Kolkata: The downturn in the economy does not seem to have affected campus placements at National Law School of India University (NLSIU), Bangalore, the country’s most sought after law school, at a time most peer colleges saw a poor level of placements this year.
Average domestic salary, however, fell to Rs7 lakh from Rs9 lakh last year. NLSIU not only managed to place almost all its students who wanted jobs, it even got new recruiters such as law firms Norton Rose Group and Ashurst. Students of NLSIU secured 18 foreign jobs this year, three more than last year.
UK law firms that have been hiring from the institute for years such as Clifford Chance Llp, Allen and Overy Llp, Linklaters Llp, Simmons and Simmons Llp and Herbert Smith Llp offered students annual salary of £37,000-38,000, which is almost the same as last year, according to Divya Shenoy, a spokesperson for the institute.

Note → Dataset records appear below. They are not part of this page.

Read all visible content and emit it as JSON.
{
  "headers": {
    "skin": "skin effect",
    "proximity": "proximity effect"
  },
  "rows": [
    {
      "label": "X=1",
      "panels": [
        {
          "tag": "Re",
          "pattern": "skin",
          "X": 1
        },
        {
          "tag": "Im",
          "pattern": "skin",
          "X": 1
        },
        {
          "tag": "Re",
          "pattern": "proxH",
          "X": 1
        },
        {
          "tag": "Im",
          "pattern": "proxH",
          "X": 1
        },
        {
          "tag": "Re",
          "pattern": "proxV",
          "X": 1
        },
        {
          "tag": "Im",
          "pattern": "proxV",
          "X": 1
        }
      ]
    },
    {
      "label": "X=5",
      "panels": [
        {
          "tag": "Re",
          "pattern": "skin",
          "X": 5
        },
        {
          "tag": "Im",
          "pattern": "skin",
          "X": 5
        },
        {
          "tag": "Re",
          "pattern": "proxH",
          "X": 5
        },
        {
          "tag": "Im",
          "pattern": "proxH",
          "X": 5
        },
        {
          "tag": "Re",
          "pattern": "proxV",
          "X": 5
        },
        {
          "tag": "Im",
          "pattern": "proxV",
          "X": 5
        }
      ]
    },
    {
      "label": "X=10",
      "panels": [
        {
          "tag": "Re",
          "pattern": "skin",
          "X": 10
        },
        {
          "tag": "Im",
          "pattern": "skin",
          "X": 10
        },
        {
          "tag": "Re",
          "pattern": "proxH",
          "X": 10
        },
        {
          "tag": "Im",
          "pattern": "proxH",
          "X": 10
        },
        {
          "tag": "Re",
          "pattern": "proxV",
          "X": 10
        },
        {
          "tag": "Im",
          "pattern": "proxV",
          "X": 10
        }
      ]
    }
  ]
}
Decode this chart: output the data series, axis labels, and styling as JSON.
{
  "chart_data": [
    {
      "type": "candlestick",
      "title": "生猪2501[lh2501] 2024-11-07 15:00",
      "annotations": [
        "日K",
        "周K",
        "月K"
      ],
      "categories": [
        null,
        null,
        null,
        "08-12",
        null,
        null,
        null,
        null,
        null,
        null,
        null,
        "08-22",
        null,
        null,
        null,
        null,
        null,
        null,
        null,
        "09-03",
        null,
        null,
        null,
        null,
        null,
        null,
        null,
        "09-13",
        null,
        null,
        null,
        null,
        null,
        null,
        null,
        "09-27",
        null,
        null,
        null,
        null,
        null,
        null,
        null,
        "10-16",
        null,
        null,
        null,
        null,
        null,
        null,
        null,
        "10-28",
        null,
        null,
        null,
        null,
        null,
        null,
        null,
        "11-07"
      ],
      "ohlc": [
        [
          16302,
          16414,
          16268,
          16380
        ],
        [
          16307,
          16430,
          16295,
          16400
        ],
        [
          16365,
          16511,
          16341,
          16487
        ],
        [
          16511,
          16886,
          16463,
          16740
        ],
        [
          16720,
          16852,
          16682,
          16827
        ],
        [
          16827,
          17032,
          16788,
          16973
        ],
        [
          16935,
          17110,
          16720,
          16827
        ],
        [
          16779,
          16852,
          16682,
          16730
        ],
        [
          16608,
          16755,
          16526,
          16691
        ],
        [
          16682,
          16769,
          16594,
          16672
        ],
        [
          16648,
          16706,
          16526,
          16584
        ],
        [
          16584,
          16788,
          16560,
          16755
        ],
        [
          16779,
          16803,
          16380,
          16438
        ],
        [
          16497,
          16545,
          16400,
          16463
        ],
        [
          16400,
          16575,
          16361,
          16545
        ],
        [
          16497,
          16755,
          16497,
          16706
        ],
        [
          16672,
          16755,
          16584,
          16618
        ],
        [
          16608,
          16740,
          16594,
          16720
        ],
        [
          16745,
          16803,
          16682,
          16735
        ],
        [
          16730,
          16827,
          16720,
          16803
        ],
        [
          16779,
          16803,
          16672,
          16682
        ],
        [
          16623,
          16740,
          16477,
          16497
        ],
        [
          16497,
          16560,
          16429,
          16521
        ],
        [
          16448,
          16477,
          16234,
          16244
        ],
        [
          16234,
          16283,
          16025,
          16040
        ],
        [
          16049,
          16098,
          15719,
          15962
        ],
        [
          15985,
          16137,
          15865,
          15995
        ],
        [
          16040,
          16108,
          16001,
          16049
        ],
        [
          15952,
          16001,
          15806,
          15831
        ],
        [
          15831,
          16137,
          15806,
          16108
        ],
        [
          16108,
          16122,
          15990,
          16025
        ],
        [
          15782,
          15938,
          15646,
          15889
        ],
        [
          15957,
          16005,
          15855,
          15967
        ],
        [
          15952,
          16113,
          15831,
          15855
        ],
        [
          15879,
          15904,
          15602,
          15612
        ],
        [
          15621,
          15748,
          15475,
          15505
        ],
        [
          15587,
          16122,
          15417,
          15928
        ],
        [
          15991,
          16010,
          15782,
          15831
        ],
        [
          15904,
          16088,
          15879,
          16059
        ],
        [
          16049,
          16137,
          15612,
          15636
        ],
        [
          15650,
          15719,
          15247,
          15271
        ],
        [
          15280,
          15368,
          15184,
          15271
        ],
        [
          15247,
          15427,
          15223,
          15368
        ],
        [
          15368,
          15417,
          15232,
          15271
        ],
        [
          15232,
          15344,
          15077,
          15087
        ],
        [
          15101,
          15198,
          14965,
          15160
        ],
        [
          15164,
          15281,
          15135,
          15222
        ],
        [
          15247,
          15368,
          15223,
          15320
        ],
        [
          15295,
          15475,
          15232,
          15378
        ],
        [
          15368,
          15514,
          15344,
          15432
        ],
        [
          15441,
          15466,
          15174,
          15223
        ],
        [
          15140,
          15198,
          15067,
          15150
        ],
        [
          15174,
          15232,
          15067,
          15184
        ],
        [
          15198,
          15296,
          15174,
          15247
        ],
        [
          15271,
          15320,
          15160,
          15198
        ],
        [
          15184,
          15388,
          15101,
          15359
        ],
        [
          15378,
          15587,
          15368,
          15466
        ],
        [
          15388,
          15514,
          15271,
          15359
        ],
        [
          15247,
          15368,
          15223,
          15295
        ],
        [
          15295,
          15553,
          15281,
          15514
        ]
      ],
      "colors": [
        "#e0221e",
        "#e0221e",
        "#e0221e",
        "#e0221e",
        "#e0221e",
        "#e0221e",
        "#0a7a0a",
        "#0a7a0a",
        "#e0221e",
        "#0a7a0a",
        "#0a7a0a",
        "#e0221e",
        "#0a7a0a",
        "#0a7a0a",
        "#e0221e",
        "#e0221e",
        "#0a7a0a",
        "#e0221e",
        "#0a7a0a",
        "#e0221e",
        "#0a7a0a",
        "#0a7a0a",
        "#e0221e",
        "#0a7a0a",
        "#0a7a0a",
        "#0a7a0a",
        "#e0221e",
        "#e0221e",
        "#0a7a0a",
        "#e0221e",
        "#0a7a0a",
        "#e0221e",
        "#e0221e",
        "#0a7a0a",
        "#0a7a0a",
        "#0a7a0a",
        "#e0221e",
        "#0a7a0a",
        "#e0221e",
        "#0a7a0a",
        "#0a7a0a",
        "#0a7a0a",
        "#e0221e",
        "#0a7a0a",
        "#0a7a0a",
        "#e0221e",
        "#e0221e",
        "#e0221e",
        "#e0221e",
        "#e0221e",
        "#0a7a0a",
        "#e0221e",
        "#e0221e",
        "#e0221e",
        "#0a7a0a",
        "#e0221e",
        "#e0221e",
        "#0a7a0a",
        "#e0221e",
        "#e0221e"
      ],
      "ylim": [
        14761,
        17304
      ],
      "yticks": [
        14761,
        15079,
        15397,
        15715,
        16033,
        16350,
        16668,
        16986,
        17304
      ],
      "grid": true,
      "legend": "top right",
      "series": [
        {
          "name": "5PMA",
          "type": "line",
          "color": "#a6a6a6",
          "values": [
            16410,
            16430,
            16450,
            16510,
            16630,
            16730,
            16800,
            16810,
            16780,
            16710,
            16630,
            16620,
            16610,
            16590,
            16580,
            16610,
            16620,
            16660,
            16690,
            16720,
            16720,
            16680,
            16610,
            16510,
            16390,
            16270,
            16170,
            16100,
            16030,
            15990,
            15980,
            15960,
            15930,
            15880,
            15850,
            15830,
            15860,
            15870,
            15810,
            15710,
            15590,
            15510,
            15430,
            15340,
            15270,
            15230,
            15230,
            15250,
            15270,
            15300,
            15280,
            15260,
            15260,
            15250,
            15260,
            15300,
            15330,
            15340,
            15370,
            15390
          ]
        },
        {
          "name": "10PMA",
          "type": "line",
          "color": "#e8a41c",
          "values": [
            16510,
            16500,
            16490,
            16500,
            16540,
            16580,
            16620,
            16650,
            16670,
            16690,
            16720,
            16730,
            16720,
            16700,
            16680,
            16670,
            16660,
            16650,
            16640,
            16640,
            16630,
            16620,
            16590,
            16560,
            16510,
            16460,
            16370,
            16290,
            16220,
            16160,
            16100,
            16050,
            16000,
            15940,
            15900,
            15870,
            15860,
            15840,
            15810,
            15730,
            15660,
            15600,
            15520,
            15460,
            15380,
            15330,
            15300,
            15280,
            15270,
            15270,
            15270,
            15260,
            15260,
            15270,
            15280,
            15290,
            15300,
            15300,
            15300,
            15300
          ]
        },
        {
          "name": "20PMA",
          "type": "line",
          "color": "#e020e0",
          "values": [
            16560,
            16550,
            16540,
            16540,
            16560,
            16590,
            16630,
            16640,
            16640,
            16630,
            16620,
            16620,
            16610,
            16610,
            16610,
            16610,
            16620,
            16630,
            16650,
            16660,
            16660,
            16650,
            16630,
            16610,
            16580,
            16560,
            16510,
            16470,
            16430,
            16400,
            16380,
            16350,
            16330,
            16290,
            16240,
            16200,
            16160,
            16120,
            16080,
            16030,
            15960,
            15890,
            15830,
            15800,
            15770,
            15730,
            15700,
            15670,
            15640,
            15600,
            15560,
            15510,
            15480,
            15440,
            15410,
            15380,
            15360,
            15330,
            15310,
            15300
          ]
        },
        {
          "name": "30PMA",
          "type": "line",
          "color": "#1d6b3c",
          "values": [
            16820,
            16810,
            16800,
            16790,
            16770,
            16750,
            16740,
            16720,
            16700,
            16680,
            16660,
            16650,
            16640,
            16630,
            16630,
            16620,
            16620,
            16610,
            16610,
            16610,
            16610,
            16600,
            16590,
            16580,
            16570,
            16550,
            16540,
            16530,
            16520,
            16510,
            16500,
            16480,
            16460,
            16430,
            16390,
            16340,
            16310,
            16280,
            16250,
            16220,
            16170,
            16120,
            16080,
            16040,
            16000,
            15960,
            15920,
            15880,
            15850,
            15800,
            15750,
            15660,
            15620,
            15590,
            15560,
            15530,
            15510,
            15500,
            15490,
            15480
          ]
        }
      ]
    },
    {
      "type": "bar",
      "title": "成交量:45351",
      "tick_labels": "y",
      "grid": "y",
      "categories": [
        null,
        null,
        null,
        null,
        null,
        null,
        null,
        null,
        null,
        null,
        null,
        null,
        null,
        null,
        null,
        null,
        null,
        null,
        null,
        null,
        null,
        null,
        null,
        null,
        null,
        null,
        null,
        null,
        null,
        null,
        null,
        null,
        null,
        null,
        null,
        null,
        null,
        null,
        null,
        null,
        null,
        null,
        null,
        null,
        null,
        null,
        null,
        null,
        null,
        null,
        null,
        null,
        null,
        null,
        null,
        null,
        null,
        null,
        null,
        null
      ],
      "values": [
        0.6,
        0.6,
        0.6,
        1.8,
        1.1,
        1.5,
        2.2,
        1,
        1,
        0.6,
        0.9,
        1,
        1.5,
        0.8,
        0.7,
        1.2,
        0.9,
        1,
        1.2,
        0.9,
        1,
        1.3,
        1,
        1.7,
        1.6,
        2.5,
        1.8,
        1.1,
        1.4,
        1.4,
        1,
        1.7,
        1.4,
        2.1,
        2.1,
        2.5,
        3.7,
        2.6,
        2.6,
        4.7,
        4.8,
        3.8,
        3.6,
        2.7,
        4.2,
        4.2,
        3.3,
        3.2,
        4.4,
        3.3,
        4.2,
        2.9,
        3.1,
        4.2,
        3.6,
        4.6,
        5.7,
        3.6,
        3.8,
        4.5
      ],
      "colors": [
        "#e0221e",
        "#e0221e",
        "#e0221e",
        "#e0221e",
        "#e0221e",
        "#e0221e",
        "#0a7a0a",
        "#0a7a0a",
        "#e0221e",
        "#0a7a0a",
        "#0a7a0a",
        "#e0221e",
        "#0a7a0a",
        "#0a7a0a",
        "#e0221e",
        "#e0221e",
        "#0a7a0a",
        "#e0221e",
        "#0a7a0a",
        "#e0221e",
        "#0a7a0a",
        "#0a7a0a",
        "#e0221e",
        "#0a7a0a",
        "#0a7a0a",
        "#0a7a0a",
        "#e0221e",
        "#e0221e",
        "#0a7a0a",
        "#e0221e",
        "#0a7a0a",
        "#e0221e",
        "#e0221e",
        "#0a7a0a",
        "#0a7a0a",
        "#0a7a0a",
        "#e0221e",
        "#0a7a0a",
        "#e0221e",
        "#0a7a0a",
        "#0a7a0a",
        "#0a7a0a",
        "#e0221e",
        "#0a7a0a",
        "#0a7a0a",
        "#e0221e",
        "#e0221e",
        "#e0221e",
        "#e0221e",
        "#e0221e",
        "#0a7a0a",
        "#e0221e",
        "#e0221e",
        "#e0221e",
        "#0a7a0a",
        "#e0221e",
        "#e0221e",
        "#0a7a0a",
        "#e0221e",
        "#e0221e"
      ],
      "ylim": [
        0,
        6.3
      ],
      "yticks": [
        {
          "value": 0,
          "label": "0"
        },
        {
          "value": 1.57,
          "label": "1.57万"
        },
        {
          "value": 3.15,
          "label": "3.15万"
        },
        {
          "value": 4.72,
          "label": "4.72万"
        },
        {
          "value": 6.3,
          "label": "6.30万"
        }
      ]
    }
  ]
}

Clifford Chance alone hired eight students graduating this year, and made offers to two fourth year students graduating next year. Among consulting firms, Boston Consulting Group Inc. and McKinsey and Co. continued to hire from the institute, added Shenoy in an emailed statement.
Ten out of 63 students opted out of the placements because they either want to practise on their own or would pursue higher studies. So far, 49 students have secured jobs; only four have not been placed yet.
There was, however, a lot of apprehension initially, and the institute felt it would be difficult placing all its students. “We decided to delay campus placements till April because we thought the economy would improve, but it didn’t and the decision backfired on us. Many Indian law firms said they hired fewer people from our institute this year because they had already hired from other law schools. We are very happy that we could yet place almost all our students,” said Kushal Bhimjiani, a fourth year student, and the institute’s head for external communications.
Among Indian firms that hired were Amarchand Mangaldas and Suresh A Shroff and Co., Luthra and Luthra Law Offices, Bank of Baroda and market regulator Securities and Exchange Board of India.
Mint had reported on 19 March that law schools such as National Law Institute University in Bhopal and West Bengal National University of Juridical Sciences in Kolkata have had poor placements this year. Jodhpur’s National Law University had bucked the trend by placing 61 of its 73 students.
Placements at the Bangalore law school are coordinated by students, said V. Nagaraj, a professor and its registrar. “We encourage students to practise on their own, but most students want high-paying jobs immediately after completing the course. Had our statutes permitted and the college administration been involved, placements could have been even better,” he added.